Medicaid recipients face similar attacks. The law imposes work documentation on adults covered through the Medicaid expansion, shortens eligibility periods, increases reviews, restricts retroactive coverage and limits coverage for lawfully present immigrants. Ohio has some 1.4 million SNAP recipients and hundreds of thousands on expanded Medicaid, and the funding cuts threaten rural hospitals, clinics and nursing homes which are already under severe financial pressure.
Responsibility does not rest solely with Trump and the Republicans. For decades, Democratic and Republican administrations have dismantled social programs while transferring immense resources to the corporations, the military and the financial oligarchy. The Clinton administration ended the federal entitlement to cash welfare in 1996. The Biden administration terminated pandemic assistance and carried out the mass removal of millions of people from Medicaid following the end of continuous enrollment.
This demonstrates that the Lorain County strike represents far more than a local contract dispute. JFS workers stand at the point where the social crisis produced by capitalism is concentrated. They confront families unable to afford food, elderly people facing abuse or eviction, workers who have lost health insurance, parents unable to pay for childcare and disabled residents attempting to navigate an increasingly punitive bureaucracy.
The UAW apparatus has responded to the Lorain County struggle by keeping the workers isolated.
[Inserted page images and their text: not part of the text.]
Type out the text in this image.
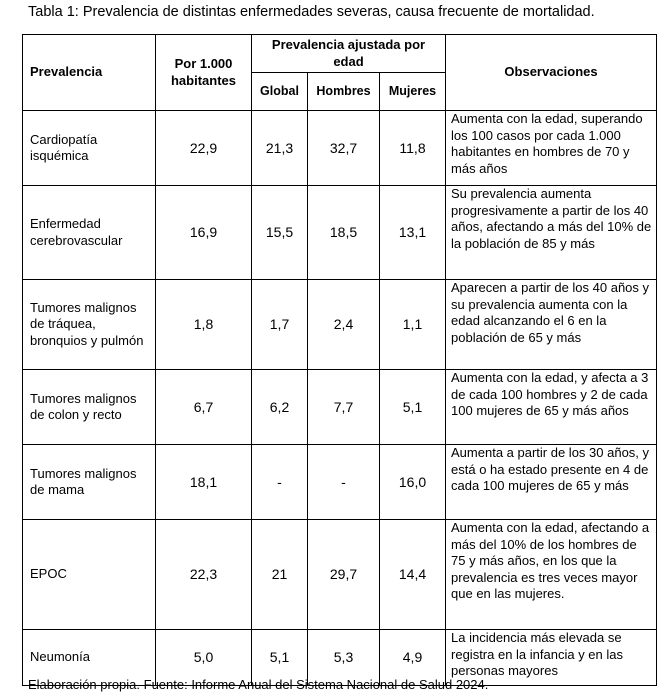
Tabla 1: Prevalencia de distintas enfermedades severas, causa frecuente de mortalidad.
Prevalencia	Por 1.000 habitantes	Prevalencia ajustada por edad			Observaciones
		Global	Hombres	Mujeres	
Cardiopatía isquémica	22,9	21,3	32,7	11,8	Aumenta con la edad, superando los 100 casos por cada 1.000 habitantes en hombres de 70 y más años
Enfermedad cerebrovascular	16,9	15,5	18,5	13,1	Su prevalencia aumenta progresivamente a partir de los 40 años, afectando a más del 10% de la población de 85 y más
Tumores malignos de tráquea, bronquios y pulmón	1,8	1,7	2,4	1,1	Aparecen a partir de los 40 años y su prevalencia aumenta con la edad alcanzando el 6 en la población de 65 y más
Tumores malignos de colon y recto	6,7	6,2	7,7	5,1	Aumenta con la edad, y afecta a 3 de cada 100 hombres y 2 de cada 100 mujeres de 65 y más años
Tumores malignos de mama	18,1	-	-	16,0	Aumenta a partir de los 30 años, y está o ha estado presente en 4 de cada 100 mujeres de 65 y más
EPOC	22,3	21	29,7	14,4	Aumenta con la edad, afectando a más del 10% de los hombres de 75 y más años, en los que la prevalencia es tres veces mayor que en las mujeres.
Neumonía	5,0	5,1	5,3	4,9	La incidencia más elevada se registra en la infancia y en las personas mayores
Elaboración propia. Fuente: Informe Anual del Sistema Nacional de Salud 2024.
The union has not mobilized its hundreds of thousands of members, called coordinated action by JFS employees throughout Ohio or organized a serious campaign among the county residents who depend upon these services.
In April, another unit of UAW Local 2192 representing Lorain County Children Services workers ratified an agreement containing minimal wage increases. Rather than uniting the workers in a common struggle, the UAW has allowed the JFS strikers to remain alone on the picket line.
The prolonged strike demonstrates both the courage of the workers and the dead end of a strategy based upon appeals to county commissioners, mediators and Democratic politicians.
JFS workers must organize a rank-and-file strike committee, independent of the UAW apparatus, to place control of the struggle in the hands of the workers themselves. Such a committee should appeal directly to county employees, teachers, healthcare workers, autoworkers and JFS workers throughout Ohio for coordinated action.
The demands must include substantial wage increases that compensate for years of inflation, fully paid high-quality healthcare, the restoration of adequate staffing, the rehiring of workers who left because of low pay and workloads, and the defense and expansion of SNAP, Medicaid and all essential social programs.
The resources exist to guarantee decent wages, universal healthcare and high-quality public services. They are monopolized by a financial aristocracy and squandered on war, corporate tax reductions and the enrichment of billionaires.
The struggle of the Lorain County JFS workers is therefore a struggle for the entire working class. Workers throughout Ohio and across the country must come to their defense.